Doch manche Ziele sind gleicher. Während Diskriminierungsfreiheit als gemeinsamer Nenner von den allermeisten unterschrieben werden dürfte, gab es innerhalb der Community seit jeher Auseinandersetzungen. Angefangen als gemeinsamer Protest verschiedener marginalisierter Gruppen in den USA spaltete sich von der Gay Liberation Front, die sich unmittelbar nach dem Stonewall-Aufstand in der Christopher Street formiert hatte, nur wenige Monate später die Gay Activists Alliance ab: ein Zusammenschluss, der sich als politisch neutral verstand, im bestehenden System arbeiten wollte und in dem zum Beispiel Transpersonen nicht willkommen waren. Auf diesem Weg versprachen sich die Beteiligten bessere Chancen für ein Antidiskriminierungsgesetz.
Banal gesagt: Gerade weil die Sexualität einer Person keine Rückschlüsse auf ihr politisches Denken zulässt, ist es ziemlicher Unsinn, von grundsätzlich gemeinsamen Zielen zu reden. "Einem großen Teil der Homosexuellenbewegung geht es seit jeher weniger um die Überwindung der Zweigeschlechtlichkeit und die daran gebundenen Begehrensstrukturen als um Sichtbarkeit, Anerkennung und Integration", schrieb der Autor Julian Volz 2021 in der Zeitschrift "Konkret". Zu dieser Zeit protestierte Markus Söder mit Regenbogenmaske gegen die UEFA, und die europäische Grenzschutzagentur Frontex färbte sich anlässlich des Pride Month Juni das Logo bunt, um "die Kernwerte der EU – Gleichheit und Nichtdiskriminierung" zu fördern. Kernwerte, die aktuell mit kindgerechten Haftbedingungen und einer beim Ertrinken behilflichen Küstenwache gegen Ausländer:innen verteidigt werden.

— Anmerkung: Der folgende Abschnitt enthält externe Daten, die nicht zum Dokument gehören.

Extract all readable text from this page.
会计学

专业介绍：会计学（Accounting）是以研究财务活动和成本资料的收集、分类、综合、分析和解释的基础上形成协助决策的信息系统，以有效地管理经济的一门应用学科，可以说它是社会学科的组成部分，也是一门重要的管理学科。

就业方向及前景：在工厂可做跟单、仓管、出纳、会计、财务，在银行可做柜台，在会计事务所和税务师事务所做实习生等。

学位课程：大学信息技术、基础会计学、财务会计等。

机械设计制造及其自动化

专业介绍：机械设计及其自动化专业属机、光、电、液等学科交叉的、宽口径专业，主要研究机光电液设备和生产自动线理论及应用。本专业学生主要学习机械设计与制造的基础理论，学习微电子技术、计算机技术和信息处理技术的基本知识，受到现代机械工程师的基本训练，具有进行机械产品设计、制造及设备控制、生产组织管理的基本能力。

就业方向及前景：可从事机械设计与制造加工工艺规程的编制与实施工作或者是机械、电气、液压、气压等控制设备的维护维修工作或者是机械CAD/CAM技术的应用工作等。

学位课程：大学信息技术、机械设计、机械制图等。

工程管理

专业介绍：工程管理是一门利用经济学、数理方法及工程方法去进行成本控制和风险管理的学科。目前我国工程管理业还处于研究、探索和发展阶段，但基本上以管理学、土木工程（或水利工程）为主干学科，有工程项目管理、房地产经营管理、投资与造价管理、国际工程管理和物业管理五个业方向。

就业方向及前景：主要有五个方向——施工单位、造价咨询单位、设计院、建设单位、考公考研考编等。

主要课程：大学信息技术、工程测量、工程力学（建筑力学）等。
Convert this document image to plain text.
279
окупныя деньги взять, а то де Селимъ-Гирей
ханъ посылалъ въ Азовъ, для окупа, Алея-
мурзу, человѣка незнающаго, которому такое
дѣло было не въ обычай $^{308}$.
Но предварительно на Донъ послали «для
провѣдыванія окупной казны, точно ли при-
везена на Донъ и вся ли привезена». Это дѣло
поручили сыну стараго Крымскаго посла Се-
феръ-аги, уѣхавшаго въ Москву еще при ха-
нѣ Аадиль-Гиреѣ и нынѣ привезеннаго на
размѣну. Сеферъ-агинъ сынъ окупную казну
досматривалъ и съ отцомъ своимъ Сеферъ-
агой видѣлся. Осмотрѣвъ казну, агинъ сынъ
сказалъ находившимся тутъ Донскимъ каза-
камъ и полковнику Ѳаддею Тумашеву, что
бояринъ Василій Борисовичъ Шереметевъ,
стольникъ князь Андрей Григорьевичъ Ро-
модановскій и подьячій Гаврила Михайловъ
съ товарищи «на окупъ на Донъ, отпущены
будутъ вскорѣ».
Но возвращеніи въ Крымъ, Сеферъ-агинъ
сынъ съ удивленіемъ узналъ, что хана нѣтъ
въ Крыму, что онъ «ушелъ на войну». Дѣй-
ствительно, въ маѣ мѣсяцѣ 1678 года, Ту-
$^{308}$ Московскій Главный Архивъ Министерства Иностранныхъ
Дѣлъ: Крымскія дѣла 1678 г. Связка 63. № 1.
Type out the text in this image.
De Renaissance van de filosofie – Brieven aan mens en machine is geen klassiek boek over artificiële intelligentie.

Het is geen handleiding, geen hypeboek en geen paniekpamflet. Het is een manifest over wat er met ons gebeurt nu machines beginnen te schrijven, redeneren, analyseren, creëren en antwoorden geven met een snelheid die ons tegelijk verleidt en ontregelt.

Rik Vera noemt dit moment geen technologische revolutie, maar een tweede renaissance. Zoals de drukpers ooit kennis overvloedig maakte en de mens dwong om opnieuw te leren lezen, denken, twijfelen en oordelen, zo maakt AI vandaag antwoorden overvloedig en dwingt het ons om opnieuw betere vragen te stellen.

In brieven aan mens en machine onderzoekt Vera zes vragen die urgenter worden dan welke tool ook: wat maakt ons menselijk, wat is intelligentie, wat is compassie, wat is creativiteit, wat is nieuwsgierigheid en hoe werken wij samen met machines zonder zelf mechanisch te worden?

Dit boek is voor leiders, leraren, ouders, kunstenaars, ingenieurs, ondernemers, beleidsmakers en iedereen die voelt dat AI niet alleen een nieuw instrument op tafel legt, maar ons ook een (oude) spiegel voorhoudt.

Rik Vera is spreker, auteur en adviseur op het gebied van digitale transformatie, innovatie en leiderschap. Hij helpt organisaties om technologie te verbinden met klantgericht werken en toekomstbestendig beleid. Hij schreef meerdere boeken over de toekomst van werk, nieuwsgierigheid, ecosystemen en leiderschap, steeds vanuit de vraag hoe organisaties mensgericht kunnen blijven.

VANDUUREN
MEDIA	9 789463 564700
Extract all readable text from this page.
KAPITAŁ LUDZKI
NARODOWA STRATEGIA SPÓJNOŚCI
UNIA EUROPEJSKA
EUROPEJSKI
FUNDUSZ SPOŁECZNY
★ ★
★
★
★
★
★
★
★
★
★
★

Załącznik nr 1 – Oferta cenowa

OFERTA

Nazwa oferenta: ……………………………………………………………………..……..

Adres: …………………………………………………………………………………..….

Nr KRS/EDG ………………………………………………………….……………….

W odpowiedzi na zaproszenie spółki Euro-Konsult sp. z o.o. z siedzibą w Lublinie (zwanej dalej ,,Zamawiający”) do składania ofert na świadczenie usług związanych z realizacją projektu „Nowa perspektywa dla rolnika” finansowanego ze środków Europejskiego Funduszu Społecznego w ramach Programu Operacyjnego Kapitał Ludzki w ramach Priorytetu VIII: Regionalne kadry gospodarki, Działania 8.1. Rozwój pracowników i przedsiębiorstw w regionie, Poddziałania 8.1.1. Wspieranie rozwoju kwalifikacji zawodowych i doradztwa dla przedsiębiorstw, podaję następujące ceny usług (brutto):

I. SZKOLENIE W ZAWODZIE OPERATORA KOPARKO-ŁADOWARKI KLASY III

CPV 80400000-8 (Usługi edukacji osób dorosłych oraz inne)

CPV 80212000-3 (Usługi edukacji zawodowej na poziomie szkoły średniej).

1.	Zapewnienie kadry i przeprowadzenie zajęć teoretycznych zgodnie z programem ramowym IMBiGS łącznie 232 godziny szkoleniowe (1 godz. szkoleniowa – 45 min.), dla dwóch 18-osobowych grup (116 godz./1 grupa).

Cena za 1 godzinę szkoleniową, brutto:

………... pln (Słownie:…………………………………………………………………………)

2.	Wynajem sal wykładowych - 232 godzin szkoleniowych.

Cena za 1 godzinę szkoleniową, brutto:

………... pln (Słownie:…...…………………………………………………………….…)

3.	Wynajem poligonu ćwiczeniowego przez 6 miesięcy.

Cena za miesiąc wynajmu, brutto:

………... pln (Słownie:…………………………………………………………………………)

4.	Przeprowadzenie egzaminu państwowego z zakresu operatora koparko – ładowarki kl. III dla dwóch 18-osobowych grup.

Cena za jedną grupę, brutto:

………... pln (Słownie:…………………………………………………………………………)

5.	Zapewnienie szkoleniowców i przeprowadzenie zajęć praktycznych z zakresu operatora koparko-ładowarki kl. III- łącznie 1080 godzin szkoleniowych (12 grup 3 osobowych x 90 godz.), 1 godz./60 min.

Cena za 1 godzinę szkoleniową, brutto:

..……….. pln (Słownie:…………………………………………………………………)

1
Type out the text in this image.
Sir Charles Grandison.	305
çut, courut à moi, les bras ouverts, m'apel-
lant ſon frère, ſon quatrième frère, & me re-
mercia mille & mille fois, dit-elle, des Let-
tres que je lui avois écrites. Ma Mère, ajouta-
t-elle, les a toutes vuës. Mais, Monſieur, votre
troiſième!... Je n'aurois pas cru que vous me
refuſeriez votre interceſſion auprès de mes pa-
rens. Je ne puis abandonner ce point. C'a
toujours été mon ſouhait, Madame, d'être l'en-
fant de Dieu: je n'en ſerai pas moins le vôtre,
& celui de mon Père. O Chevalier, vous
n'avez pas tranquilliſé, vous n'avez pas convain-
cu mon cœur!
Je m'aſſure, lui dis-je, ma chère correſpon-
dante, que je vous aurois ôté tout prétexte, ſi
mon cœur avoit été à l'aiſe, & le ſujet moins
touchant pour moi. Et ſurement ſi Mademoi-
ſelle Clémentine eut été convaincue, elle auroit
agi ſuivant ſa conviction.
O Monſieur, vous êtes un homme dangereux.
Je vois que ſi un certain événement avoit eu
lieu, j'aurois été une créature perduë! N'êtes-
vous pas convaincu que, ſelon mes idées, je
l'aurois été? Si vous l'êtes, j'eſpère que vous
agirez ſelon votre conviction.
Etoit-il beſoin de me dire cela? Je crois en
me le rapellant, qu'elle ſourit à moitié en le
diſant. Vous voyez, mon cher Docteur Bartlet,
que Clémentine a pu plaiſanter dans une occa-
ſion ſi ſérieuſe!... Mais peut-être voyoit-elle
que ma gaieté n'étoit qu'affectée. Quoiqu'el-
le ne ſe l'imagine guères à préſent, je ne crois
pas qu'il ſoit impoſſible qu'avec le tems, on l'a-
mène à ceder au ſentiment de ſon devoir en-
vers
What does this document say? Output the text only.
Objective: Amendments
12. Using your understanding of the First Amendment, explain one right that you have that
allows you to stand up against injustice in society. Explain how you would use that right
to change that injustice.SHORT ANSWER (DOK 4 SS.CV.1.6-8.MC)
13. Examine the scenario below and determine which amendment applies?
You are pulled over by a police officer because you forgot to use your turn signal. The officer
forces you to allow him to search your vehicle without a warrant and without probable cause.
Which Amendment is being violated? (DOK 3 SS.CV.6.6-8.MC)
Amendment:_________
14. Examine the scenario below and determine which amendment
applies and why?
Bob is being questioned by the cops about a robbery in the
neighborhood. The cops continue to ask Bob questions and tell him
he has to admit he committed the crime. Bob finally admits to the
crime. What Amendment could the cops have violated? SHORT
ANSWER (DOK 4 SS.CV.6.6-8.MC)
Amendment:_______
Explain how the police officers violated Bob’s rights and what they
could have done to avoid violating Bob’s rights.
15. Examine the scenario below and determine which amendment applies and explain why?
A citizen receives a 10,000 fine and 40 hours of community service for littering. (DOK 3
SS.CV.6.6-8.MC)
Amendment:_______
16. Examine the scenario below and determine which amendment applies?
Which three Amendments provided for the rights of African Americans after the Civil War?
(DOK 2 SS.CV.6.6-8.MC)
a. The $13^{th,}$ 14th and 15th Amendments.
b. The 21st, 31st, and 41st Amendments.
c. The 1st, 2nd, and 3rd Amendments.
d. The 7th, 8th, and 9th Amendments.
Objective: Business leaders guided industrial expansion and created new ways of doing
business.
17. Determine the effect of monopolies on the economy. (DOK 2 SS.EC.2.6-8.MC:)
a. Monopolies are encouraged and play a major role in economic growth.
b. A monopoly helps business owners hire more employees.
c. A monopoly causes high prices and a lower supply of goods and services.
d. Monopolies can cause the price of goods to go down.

Rekordzahlen trotz Boykott-Erklärungen
"Anlässlich der vielen Unzulänglichkeiten der bestehenden Verhältnisse", schreibt Politikwissenschaftler Tadzio Müller, sei es keine überzeugende Strategie, sich nur um die Verteidigung sozialer Errungenschaften zu bemühen. Er ruft dazu auf, den Einsatz um die Anliegen von Queers mit denen anderer Auseinandersetzungen zusammenzuführen: "Den Kampf gegen die Rechten mit dem für den Feminismus, für die Klimagerechtigkeit und für offene Grenzen."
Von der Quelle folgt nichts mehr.